In the financial media, January is the month often coined the 'debt hangover' with many people feeling the winter blues while trying to reconcile how they will service their holiday bills and increasing debt loads. The 'debt psyche' that results for many during this period is often one of a heightened aversion to assuming more debt. Given recent news in the media, however, one may wonder how our collective debt psyche will respond in the face of current economic events.
Of particular interest in this speculation is the impact recent cuts to mortgage rates will have on our debt psyche. On January 18th, the Royal Bank of Canada cut its fixed-rate mortgages by 10 basis points. As many predicted, other Canadian banks quickly followed suit with the Bank of Montreal (BMO) and Scotiabank both dropping their fixed-rate mortgages on January 21st by 10-20 basis points.
What was curious about these rate cuts was the manner in which the banks did so. All banks reduced their rates quietly, without press releases or media fanfare (not the norm when banks are lowering rates and making it 'easier' for consumers to borrow). In speculating why the banks would do so, our debt psyche comes to mind, as does the federal Finance Minister's warning to Canadian banks back in March 2013.
That warning last March was on the heels of BMO cutting its five year fixed-rate mortgage to 2.99 per cent. Finance Minister Flaherty sternly advised Canadian banks that his expectations were that they would "engage in prudent lending -- not the type of "race to the bottom" practices that led to a mortgage crisis in the United States."
With the recent rate cuts by the banks, one may speculate that they wanted to avoid a repeated reprimand from the Finance Minister. Once may also speculate that they appreciate the mixed message these rate cuts send to consumers and our collective debt psyche.
That mixed message is a concern. After all, Canadians' debt-to-income ratio is at an historic high. The Bank of Canada and Finance Minister have been warning Canadians for some time about their growing debt loads and the significant risk those represent when interest rates eventually rise above their current, artificially low, levels. Indeed, the Finance Minister interceded into the mortgage market over a year ago specifically to make it harder for Canadians to take on additional (mortgage) debt.

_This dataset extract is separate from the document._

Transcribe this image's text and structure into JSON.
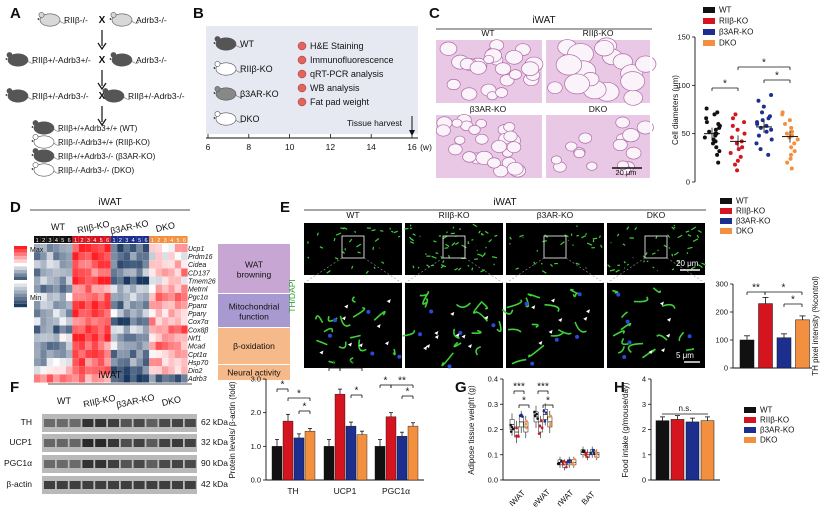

The Bank of Canada and our Finance Minister seem to be aware of our collective debt psyche when providing these warnings and taking these steps. They seem to be aware that our collective debt psyche has encouraged many Canadians to amass ever increasing debt loads due to the extremely low interest rates in place during the post-recession, stimulus period. They are also certainly aware that the recent lowering of mortgage rates creates a mixed message, promoting additional borrowing by consumers at a time when the government is encouraging the reduction of personal debt.
But the mixed message inherent to the recent mortgage cuts is not limited to the fact it encourages consumer borrowing while governments encourage debt reduction. The rate cut also sends a mixed message to consumers about what direction interest rates are going. The cut may lead many to believe the low interest rate environment is here for a longer period than it may actually be and our debt psyche may take comfort in such a notion.
But this suggestion is not consistent with many financial authorities. A recent Reuters poll of 37 economists had them unanimously agree that interest rates will rise by 2015. This was consistent with international authorities, such as the OECD, which has called for the Bank of Canada to raise rates by 2.25 per cent by the end of 2015. Likewise, the IMF has stated interest rates will rise, but not until 2015 and not to the same extent. Even our own Finance Minister suggested in early January that Canada will be pressured in 2014 to start raising interest rates.
As of writing this, however, the Bank of Canada did not raise rates at its January 22, 2014 policy meeting. Concerns over deflation are involved in this decision to hold rates neutral. But this failure to raise rates does not contradict what the experts are saying and should not lead our debt psyche to take comfort in the debt loads many are carrying. Interest rates will rise. It is not a matter of 'if' but of 'when. When they do, debt servicing will become a problem for many.
As such, the current cut in mortgage rates should not alter a January austerity, or any focus on debt reduction that may stem from it. Letting complacency enter into our financial planning, based on a comfort level of servicing debt in a low rate environment, could be hazardous to many in the near term. Perhaps the best use of the remaining low interest rate environment is to devise a plan to consolidate debt at lower rates, if at all possible. It may not be as attractive as a home renovation, new car or trip south, but it may be the best medicine for January's debt hangover.